At the In-laws and Maple Mountain

Okay, I'm not going to lie and I am going to be honest.  I had a little breakdown Sunday morning before church.  It was probably a combination of things: lack of sleep, added stress--you know, the usual stressors.  By Saturday night we had moved 95% of our stuff to Idaho and come back all on the same day, went for a run, and then I didn't go to bed as early as I should have.  Anyways, Sunday morning I started to have a breakdown.  Negativity started to creep in.  We were at my in-laws' place in Mapleton and I started to think of all the bad things that could happen and how it was going to ruin my life and my running dreams and on and on. 

I was a wreck and grumpy.  So I took some time right before church to write down the things that were really stressing me out.  Then I went to church.  Funny how answers to some of my most difficult dilemmas come at church.  I think I'll keep going.  Anyways, I figured out how I could run the same amount and a little more, cut out some unnecessary things to make up for the time I was going to lose in a longer transit to work and by Sunday night I was feeling a lot better. 
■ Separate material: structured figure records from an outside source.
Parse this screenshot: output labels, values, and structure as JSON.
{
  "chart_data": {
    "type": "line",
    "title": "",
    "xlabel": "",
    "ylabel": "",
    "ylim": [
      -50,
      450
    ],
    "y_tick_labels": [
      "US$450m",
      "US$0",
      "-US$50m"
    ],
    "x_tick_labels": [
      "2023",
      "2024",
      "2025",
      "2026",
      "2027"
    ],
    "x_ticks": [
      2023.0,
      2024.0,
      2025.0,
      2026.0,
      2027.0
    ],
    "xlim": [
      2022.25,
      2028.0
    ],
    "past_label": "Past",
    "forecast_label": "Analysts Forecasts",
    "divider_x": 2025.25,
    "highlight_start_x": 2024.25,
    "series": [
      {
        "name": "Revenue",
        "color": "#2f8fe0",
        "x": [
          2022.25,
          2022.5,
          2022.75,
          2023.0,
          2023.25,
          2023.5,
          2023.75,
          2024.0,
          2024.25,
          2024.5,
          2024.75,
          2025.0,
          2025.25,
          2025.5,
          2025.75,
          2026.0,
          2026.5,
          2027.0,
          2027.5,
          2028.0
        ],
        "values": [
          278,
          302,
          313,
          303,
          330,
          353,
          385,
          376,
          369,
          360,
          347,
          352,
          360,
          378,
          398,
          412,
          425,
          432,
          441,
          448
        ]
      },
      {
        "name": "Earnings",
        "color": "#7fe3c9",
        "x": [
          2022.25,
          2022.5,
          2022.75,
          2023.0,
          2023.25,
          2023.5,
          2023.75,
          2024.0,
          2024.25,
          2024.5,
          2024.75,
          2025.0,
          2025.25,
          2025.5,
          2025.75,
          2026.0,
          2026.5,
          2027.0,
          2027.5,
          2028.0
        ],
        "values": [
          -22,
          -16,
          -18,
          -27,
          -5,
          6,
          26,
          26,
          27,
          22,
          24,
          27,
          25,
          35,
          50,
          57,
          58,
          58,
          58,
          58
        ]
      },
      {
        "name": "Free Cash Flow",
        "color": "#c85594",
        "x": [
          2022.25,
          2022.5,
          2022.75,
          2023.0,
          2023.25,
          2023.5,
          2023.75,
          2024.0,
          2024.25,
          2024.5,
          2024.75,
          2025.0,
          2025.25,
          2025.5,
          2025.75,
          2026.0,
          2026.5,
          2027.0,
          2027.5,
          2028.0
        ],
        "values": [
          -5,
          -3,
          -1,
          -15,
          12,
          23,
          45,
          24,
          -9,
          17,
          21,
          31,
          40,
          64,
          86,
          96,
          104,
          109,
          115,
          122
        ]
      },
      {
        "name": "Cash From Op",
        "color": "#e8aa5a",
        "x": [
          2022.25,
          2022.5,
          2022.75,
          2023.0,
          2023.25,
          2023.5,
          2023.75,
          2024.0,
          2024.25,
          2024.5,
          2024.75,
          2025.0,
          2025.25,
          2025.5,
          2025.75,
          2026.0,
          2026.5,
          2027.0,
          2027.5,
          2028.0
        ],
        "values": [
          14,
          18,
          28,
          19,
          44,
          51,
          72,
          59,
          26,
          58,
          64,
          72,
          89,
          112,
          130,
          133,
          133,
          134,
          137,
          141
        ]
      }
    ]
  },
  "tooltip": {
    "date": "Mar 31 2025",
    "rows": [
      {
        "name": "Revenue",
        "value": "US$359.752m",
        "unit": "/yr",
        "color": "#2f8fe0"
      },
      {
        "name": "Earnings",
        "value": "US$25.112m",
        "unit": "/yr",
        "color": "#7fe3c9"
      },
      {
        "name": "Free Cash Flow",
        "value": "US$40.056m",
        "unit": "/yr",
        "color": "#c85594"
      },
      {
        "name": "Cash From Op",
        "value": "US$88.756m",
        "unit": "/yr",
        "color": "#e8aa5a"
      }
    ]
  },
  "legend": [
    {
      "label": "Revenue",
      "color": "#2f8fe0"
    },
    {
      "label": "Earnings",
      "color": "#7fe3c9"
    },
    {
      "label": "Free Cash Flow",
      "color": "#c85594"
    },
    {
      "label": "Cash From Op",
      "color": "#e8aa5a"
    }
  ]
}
This morning I had an incredible run.  It was very peaceful and focused.  The weather was great.  Rolling black clouds in the distance and sun breaking over the mountains.  I ran to Maple Mountain High School where they not only have a beautiful new track, but to the side of that they have several soccer fields and football fields where I ditched my shoes and soaked up the goodness of planet earth while doing some plyometrics.  I think everything will work out great.  I'm tired right now, but I feel great about life.